Ülkelerin Rus Doğalgazına bağımlılığı.
  • Mesela Finlandiya, Estonya, K. Makedonya ve Bulgaristan’ın Rusya’ya bağımlılığı yüzde 100 iken Almanya’nın yüzde 54, İtalya’nın yüzde 33 ve Fransa’nın yüzde 8 bağımlılığı var. Bu yüzden AB ülkeleri bir araya gelip ortak bir karar alamıyor.
Rusya’nın payı.
Rusya’nın payı.

Elbette bu işin arz güvenliği boyutu ve son dönemde enerji fiyatlarındaki artışın geldiği seviye işin ‘fiyat güvenliği’ boyutunun da ne kadar önemli olduğunu gösterdi. Mesela doğalgazda Rusya’ya bağımlılığı sadece yüzde 3 olan ve AB Liderler Zirvesi’nde bir açıklama yapan Belçika’nın Başbakanı De Croo; hâlihazırdaki doğalgaz fiyatlarının gerçeklikten uzak durumda olduğunu, Rusya’ya yönelik bir petrol veya doğalgaz ambargosunun henüz gerekli olmadığını söyledi. Bu bilgi ışığında doğalgazda Rusya’ya olan bağımlılığı yüzde 54 olan Almanya’nın ne diyeceğinin tahminini size bırakıyorum.

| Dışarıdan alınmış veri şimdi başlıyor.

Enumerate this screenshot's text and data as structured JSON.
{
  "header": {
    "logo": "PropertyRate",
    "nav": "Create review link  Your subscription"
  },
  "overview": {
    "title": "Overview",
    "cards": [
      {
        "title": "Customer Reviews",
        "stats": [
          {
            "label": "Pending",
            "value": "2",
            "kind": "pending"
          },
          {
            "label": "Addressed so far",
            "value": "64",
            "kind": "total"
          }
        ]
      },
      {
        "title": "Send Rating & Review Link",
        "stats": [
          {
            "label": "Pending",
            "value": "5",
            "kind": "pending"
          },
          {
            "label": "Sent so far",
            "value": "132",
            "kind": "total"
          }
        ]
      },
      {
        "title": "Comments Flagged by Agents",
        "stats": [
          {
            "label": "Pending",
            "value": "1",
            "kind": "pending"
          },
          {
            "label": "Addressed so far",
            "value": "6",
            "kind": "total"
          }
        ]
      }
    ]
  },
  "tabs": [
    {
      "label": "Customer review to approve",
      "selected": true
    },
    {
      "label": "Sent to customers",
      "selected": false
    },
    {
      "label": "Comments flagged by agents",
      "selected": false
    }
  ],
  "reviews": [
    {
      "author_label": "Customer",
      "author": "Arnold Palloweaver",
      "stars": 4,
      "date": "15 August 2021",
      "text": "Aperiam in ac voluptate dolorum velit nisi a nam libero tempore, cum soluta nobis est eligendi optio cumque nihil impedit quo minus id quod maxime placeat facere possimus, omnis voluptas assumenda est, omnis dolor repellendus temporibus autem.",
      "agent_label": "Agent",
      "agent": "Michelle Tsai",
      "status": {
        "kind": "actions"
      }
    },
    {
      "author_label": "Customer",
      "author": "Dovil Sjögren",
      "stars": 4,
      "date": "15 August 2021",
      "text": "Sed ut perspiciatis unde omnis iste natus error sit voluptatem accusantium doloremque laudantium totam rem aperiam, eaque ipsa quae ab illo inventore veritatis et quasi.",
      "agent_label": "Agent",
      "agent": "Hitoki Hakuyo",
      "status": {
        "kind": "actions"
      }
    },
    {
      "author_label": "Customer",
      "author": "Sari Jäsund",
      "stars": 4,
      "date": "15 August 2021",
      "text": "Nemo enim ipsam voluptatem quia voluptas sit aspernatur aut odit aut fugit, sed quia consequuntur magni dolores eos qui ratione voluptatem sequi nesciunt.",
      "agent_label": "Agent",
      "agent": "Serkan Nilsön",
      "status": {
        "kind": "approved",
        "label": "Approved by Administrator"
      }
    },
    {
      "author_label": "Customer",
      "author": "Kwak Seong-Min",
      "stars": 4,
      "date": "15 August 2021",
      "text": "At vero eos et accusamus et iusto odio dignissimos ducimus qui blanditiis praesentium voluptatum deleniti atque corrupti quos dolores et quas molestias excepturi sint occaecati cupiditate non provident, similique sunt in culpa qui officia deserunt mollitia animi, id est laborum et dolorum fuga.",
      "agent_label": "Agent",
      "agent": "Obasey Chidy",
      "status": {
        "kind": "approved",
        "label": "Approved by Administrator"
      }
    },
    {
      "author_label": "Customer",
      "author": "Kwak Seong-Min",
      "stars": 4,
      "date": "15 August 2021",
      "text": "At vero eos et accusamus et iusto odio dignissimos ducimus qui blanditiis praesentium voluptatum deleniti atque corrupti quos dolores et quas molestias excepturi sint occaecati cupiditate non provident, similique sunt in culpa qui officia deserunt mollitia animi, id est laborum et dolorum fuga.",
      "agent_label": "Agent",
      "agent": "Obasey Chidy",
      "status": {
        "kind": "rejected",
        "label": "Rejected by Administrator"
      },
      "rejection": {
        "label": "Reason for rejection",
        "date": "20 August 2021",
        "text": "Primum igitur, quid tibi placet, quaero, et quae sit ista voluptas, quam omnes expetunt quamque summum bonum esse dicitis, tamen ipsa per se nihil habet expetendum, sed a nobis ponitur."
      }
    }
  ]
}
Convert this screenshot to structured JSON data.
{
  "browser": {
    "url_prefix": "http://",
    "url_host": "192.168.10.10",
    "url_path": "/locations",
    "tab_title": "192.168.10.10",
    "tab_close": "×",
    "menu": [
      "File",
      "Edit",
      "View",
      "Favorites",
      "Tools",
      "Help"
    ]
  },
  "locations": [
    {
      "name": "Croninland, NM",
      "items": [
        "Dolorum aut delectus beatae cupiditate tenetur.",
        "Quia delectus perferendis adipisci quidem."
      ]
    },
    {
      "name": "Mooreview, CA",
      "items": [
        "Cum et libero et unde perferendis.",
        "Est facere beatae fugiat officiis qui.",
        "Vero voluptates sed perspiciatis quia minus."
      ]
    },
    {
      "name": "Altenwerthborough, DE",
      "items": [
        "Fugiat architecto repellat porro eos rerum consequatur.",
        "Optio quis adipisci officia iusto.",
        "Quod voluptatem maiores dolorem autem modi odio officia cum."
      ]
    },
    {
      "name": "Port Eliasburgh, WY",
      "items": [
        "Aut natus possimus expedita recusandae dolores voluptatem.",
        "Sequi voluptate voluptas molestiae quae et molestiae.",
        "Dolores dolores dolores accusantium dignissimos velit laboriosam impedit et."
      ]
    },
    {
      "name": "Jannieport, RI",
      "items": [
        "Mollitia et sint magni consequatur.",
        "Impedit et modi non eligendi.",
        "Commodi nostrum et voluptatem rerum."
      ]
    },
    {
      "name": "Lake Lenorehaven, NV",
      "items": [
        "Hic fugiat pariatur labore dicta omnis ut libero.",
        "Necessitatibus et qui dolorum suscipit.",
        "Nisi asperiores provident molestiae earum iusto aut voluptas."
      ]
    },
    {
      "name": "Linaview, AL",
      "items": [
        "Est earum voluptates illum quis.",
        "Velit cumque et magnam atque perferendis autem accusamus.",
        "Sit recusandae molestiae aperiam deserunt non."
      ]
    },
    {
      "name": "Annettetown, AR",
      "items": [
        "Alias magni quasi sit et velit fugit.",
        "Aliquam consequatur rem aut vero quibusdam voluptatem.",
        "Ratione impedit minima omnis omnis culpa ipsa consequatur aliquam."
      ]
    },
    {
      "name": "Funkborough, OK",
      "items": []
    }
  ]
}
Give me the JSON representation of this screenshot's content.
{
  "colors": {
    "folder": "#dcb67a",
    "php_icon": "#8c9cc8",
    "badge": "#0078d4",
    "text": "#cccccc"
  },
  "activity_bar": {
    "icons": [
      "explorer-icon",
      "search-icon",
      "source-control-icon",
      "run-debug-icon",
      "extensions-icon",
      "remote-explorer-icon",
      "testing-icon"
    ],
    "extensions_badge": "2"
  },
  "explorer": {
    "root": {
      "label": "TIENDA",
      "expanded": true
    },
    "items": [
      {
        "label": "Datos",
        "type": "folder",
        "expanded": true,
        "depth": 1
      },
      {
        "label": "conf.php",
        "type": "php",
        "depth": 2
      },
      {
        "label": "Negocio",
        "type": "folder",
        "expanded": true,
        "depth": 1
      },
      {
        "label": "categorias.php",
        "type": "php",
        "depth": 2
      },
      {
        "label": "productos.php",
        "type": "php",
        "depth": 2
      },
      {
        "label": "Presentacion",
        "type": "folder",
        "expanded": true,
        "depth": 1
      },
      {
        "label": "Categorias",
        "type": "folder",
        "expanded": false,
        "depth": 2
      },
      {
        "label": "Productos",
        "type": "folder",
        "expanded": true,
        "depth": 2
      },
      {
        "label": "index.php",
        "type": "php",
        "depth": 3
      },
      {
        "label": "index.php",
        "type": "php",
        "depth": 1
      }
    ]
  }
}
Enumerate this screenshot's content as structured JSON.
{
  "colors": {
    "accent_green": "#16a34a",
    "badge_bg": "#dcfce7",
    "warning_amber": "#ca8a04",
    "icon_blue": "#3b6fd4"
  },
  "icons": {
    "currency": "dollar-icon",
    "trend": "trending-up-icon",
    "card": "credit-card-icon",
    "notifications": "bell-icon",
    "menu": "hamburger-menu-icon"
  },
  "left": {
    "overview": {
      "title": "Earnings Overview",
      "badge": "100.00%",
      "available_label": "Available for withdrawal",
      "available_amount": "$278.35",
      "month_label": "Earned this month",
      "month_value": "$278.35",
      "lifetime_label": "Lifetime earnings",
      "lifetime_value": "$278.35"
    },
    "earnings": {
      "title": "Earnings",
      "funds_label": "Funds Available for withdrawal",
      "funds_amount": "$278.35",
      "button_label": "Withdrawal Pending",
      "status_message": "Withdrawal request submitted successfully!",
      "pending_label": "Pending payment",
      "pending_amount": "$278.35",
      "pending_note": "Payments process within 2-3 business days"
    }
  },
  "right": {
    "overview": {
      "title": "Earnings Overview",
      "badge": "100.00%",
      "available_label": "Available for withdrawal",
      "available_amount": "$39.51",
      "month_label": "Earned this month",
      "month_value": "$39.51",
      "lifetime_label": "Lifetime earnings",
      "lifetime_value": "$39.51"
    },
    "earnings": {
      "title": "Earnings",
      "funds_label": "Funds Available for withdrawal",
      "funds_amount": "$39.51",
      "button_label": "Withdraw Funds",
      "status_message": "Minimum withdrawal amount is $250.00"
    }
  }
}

Son olarak belirtelim; AB ülkelerinin Rusya ile olan enerji ilişkisi sadece doğalgaz ithalatı ile sınırlı değil. Mesela Rusya konusunda en çok sıkışan ve kendisini gizlemeye çalışan ülke Fransa. Zira Fransız TotalEnergies, Rusya’nın Gazprom’dan sonra ikinci büyük gaz ihracatçısı olan Novatek adlı şirketin yüzde 19,4 hissedarı. Buna ilave olarak TotalEnergies’in, Rusya’daki Yamal ve Gydan yarımadalarında gelecekte hayata geçirilecek tüm NOVATEK LNG projelerinde de yüzde 10-15 arasında pay sahibi olma hakkı olduğunu biliyoruz.

Özetle her ne kadar ABD’nin yoğun baskısı olsa da AB’nin enerji konusunda Rusya’ya yönelik kapsamlı bir yaptırım uygulamasının en azından kısa vadede mümkün olmadığı görülüyor. Hal böyle olunca da Rusya’ya yönelik yaptırımların sayısı çok olsa da etkisinin görece olarak hafif kaldığını görüyoruz. Dahası ve en önemlisi bazı Rus bankalarının SWIFT’ten çıkarılması ve Rusya’dan çıkan bazı şirketlerin emtia fiyatlarında oluşturduğu fiyat artışları da dünyanın geri kalanı için problem haline dönüşmüş durumda. Özellikle teknoloji yoğun sektörlerde kullanılan kritik madenlerdeki fiyat artışları bazı sektörlerin üretime ara vermesine bile neden oldu. Emtia fiyatlarındaki hızlı artışlar, halihazırda yüksek olan küresel enflasyonu daha da artıracak şekilde ilerliyor. Yani Rusya’ya yönelik yaptırımların dünya ekonomisine verdiği zarar Rus ekonomisine verdiği zarardan daha fazla oluyor ve tıpkı evvelki örneklerde de olduğu gibi yaptırımlar Rusya’nın davranışlarını değiştirmeye yetmiyor. Yani yaptırımlarla hedeflenen ile gerçek durum arasında uçurum oluşmuş durumda.